(menafn – ecpulse)
The United Kingdom contracted more than projected in the fourth quarter of 2011, the thing that weighed significantly on the sterling pound which reversed sharply to the downside against the U.S. dollar. In addition, the British main equity, FTSE 100, surrendered almost all the gains as the sentiment deteriorated and concerns spread that the United Kingdom may slip into a deep phase of recession, following its European peers.
The United Kingdom contracted 0.3% in the fourth quarter of last year, revised higher from the advanced reading of 0.2% contraction, compared with the previous expansion of 0.5% recorded in the third quarter of 2011. Over annual basis, the royal economy expanded by 0.5% from the previous of 1.3%, revised lower from the advanced reading of 0.7%.
The unexpected contraction was led by the significant drop in gross fixed capital formation, which shed 2.8% from the previous drop of 1.0%, noting that exports expanded in the quarter by 2.3%, imports by 0.4%, households spending by 0.5% and finally government spending by 1.0%.
Government spending expanded slightly by 1.0%; however, the pace remains weak and therefore we conclude that the spending-cut measures adopted by the British government has weighed sharply on growth and the pace of recovery.
Policy makers are still split over the measures needed to solve the current economic difficulties in the Kingdom, where the Bank of England's Monetary Policy Committee didn’t vote unanimously on leaving the current stimulus unchanged at 325 billion pound, noting that David Miles and Adam Posen continue to call for more expansion in the capacity of the easing in order to boost growth and recovery in the Kingdom.
We can notice that policy makers in the United Kingdom are facing two different major types of difficulties, where the Bank of England is facing difficult choice limited between boosting growth and controlling inflation, which has stood at 3.4% in March.

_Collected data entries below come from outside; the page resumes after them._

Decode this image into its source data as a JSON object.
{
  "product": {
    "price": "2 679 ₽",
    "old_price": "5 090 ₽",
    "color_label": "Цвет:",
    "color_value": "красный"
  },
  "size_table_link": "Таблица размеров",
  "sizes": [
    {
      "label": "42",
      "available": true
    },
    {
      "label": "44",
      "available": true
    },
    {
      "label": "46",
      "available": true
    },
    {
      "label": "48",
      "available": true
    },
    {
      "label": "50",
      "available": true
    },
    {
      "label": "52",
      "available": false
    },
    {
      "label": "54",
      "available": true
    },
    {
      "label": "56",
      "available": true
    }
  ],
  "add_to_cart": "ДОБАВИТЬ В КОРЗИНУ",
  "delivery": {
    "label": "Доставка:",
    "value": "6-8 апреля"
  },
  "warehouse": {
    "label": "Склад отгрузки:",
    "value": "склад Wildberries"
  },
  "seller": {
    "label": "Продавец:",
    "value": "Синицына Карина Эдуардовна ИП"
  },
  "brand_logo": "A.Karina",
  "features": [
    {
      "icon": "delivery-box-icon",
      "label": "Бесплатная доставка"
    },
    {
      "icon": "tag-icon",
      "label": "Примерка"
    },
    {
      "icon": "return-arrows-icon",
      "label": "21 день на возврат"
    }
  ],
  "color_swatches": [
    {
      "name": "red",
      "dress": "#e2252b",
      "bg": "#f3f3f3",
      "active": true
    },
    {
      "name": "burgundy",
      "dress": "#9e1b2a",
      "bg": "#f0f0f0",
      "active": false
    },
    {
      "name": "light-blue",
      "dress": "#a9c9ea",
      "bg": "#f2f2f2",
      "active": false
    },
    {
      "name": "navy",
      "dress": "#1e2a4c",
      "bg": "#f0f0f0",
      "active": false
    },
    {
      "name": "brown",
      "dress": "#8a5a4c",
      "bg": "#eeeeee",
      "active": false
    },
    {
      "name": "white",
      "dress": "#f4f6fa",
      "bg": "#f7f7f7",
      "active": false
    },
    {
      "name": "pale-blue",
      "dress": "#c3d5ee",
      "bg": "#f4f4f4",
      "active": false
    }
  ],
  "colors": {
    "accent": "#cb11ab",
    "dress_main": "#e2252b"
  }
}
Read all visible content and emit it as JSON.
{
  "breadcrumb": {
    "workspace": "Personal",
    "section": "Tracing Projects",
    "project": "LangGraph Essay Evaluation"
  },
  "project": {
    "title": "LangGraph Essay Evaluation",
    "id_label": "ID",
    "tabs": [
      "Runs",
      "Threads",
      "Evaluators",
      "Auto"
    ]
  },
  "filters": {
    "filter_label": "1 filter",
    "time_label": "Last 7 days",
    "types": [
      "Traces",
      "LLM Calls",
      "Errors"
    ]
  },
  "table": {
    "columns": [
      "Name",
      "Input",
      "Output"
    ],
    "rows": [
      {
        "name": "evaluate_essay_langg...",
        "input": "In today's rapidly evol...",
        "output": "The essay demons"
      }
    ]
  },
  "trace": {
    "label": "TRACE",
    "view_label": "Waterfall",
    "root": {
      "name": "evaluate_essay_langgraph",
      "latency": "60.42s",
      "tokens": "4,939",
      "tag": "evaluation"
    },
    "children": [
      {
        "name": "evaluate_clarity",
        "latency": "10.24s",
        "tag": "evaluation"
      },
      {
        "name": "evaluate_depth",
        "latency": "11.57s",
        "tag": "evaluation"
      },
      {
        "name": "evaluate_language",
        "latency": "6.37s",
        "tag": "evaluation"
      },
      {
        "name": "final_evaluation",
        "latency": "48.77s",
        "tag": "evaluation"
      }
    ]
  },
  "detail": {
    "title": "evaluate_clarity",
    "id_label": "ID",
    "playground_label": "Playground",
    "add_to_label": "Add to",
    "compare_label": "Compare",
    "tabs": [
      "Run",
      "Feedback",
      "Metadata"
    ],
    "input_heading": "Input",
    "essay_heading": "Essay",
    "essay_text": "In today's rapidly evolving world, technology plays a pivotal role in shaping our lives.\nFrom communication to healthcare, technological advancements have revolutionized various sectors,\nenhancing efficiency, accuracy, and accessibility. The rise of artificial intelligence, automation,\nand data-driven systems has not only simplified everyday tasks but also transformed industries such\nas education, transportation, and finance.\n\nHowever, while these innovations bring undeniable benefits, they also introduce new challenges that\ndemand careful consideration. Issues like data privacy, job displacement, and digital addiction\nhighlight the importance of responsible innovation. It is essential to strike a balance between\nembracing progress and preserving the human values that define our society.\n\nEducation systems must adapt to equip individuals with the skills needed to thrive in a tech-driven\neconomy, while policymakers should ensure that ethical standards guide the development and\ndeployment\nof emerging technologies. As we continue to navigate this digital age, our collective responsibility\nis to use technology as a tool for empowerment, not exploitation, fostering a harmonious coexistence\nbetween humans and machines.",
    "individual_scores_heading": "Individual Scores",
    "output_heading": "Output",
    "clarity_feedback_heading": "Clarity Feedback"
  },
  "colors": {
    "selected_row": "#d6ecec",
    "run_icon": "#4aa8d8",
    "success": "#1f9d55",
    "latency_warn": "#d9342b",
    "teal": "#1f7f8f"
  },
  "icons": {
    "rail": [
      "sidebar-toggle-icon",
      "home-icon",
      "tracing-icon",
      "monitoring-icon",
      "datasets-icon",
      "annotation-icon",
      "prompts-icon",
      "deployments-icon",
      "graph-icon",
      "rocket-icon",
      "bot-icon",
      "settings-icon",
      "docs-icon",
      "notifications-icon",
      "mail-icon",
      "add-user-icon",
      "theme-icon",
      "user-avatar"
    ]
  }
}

Inflation in the United Kingdom keeps on pressuring households' income, leading spending levels to remain low and therefore growth fragile and weak. In addition, unemployment remained at the highest level of 8.4% in March, while the claimant count rate was 5.0% the thing that reflects bad economic situation in the royal economy.
The sterling pound is currently trading at 1.5919 versus the low yielding U.S. dollar, after reaching a low of 1.5903. The pair also opened the session at 1.5947 and reached a high of 1.5963 before the news.
FTSE 100 index reversed to the downside after the news, followed by other European Equities, posting now 0.21% or 12.29 points of losses, to currently trade around 5857.04 points.